For most of my childhood and young adult life, I had a nagging sense that there was something wrong with me. I could never place exactly what it was, but it seemed to come up everywhere, from my choices of what I did with my time (I loved to read by myself or hang out with my mom) to the classroom (where my more vocal classmates always spoke ahead of me). I spent a tremendous amount of time trying to fix what was “wrong” with me by forcing myself in any way that I could to fit in with everyone else, from joining a multitude of clubs in high school to a year-long stint as a member of a sorority in college. None of it ever worked.
It wasn’t until a couple of years ago that I discovered that there was in fact, nothing wrong with me. I was sitting in a meeting at United Way, and the new head of the organization was introducing himself. He spent time telling us about his professional background and then shifted to telling us more about his personal life. At the time, it seemed a little bit out of place – I was not used to someone in a business meeting delving so deeply into his life and personality.

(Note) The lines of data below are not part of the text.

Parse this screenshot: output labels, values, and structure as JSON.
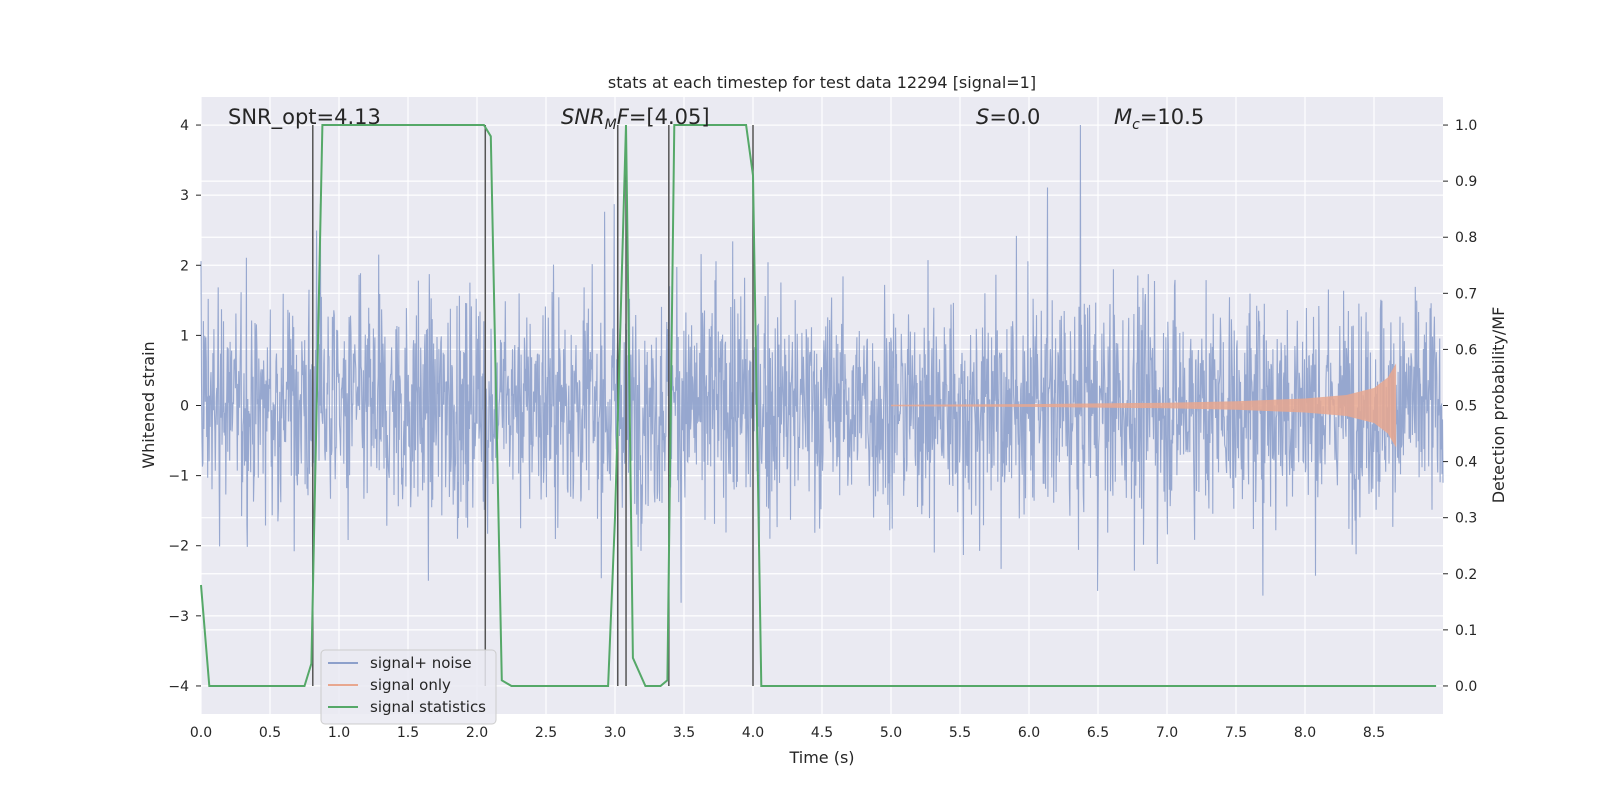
{
  "chart_data": {
    "type": "line",
    "title": "stats at each timestep for test data 12294 [signal=1]",
    "xlabel": "Time (s)",
    "ylabel_left": "Whitened strain",
    "ylabel_right": "Detection probability/MF",
    "xlim": [
      0,
      9
    ],
    "ylim_left": [
      -4.4,
      4.4
    ],
    "ylim_right": [
      -0.05,
      1.05
    ],
    "grid": true,
    "legend_placement": "lower-left",
    "x_ticks": [
      "0.0",
      "0.5",
      "1.0",
      "1.5",
      "2.0",
      "2.5",
      "3.0",
      "3.5",
      "4.0",
      "4.5",
      "5.0",
      "5.5",
      "6.0",
      "6.5",
      "7.0",
      "7.5",
      "8.0",
      "8.5"
    ],
    "y_left_ticks": [
      "−4",
      "−3",
      "−2",
      "−1",
      "0",
      "1",
      "2",
      "3",
      "4"
    ],
    "y_right_ticks": [
      "0.0",
      "0.1",
      "0.2",
      "0.3",
      "0.4",
      "0.5",
      "0.6",
      "0.7",
      "0.8",
      "0.9",
      "1.0"
    ],
    "annotations": {
      "snr_opt": "SNR_opt=4.13",
      "snr_mf_label": "SNR",
      "snr_mf_sub": "M",
      "snr_mf_label2": "F",
      "snr_mf_value": "=[4.05]",
      "s_label": "S",
      "s_value": "=0.0",
      "mc_label": "M",
      "mc_sub": "c",
      "mc_value": "=10.5"
    },
    "series": [
      {
        "name": "signal+ noise",
        "color": "#8da0cb",
        "axis": "left",
        "description_values": {
          "typical_envelope": [
            -2.0,
            2.0
          ],
          "peak_range": [
            -4.0,
            4.0
          ]
        }
      },
      {
        "name": "signal only",
        "color": "#e8a78f",
        "axis": "left",
        "x": [
          5.0,
          6.0,
          7.0,
          7.5,
          8.0,
          8.3,
          8.5,
          8.6,
          8.66
        ],
        "amplitude": [
          0.01,
          0.02,
          0.04,
          0.06,
          0.1,
          0.15,
          0.25,
          0.4,
          0.6
        ]
      },
      {
        "name": "signal statistics",
        "color": "#55a868",
        "axis": "right",
        "x": [
          0.0,
          0.06,
          0.12,
          0.75,
          0.8,
          0.88,
          2.05,
          2.1,
          2.18,
          2.25,
          2.95,
          3.0,
          3.08,
          3.13,
          3.22,
          3.33,
          3.38,
          3.43,
          3.95,
          4.0,
          4.06,
          8.95
        ],
        "y": [
          0.18,
          0.0,
          0.0,
          0.0,
          0.04,
          1.0,
          1.0,
          0.98,
          0.01,
          0.0,
          0.0,
          0.3,
          1.0,
          0.05,
          0.0,
          0.0,
          0.01,
          1.0,
          1.0,
          0.91,
          0.0,
          0.0
        ]
      }
    ],
    "vertical_markers_x": [
      0.81,
      2.06,
      3.02,
      3.08,
      3.39,
      4.0
    ],
    "legend": [
      "signal+ noise",
      "signal only",
      "signal statistics"
    ]
  }
}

It was one of those moments though, that ended up being a pivotal turning point for me. As he described himself, he unabashedly called himself an introvert. I had heard that term before and knew that I technically fell into that category on personality scales like Myers-Briggs, but I had never really understood what the term meant and usually felt that it was given a negative connotation (like being incredibly shy or anti-social). The way that he explained the term introvert, though, was different: Introverts and extroverts get their energy from different places. Extroverts tend to get energized by spending time in large groups and being with other people. Introverts, on the other hand, tend to gain energy by being alone or with a close friend.
That was me. I did like people (in fact, I loved a core group of people incredibly deeply. I was empathetic, caring, and put a lot of effort into helping people that I cared about). But if I hung out in a large group or with a group of strangers, I lost energy quickly. Part of it was that I found small talk challenging – I had an innate preference for talking about deeper, more serious subjects and often felt awkward trying to dive into a conversation that didn’t feel substantive right away. I also tended to be a private person, keeping a lot about my personal life to myself except with people I knew well, but sometimes made me come across as snobby or inaccessible.
Over the years, I did what many introverts do when they’re working on something they’re passionate about: they adopt somewhat of a public extrovert personality. I figured out how to get good at (and even enjoy) things like public speaking and mingling at cocktail parties because they were in service to something much bigger that I cared about, but I have never lost those key qualities that make me an introvert.
Since I first heard the explanation of introversion and extraversion at that United Way meeting, I’ve read a lot on the subject, but Quiet is the first book I’ve read that didn’t end up making me feel like introversion is something to be fixed. And it also didn’t come across as one giant cheer that ends in “Goooooooooooo Innies!!!”
Quiet provides a scientific, historical, and cultural context for introversion and extroversion, which not only illuminates the topic, but provides a clear argument for why we need both introverts and extroverts in order to make the world work.
I hadn’t realized until I was reading Quiet how much I still carry around a tremendous amount of guilt for not always being like the rest of the world and for needing things that the rest of the “normal” world doesn’t seem to want or need, whether it’s needing to hide out in the bathroom for a couple minutes so I can have a moment of solitude in a busy day or wanting steer away from small talk and always delve more deeply into conversations.
Quiet explains pretty much everything I never understood about myself. I cried as an 8th grader because I couldn’t figure out how to be like everyone else. I finally realize, deep in my gut and without guilt, that that’s not the point.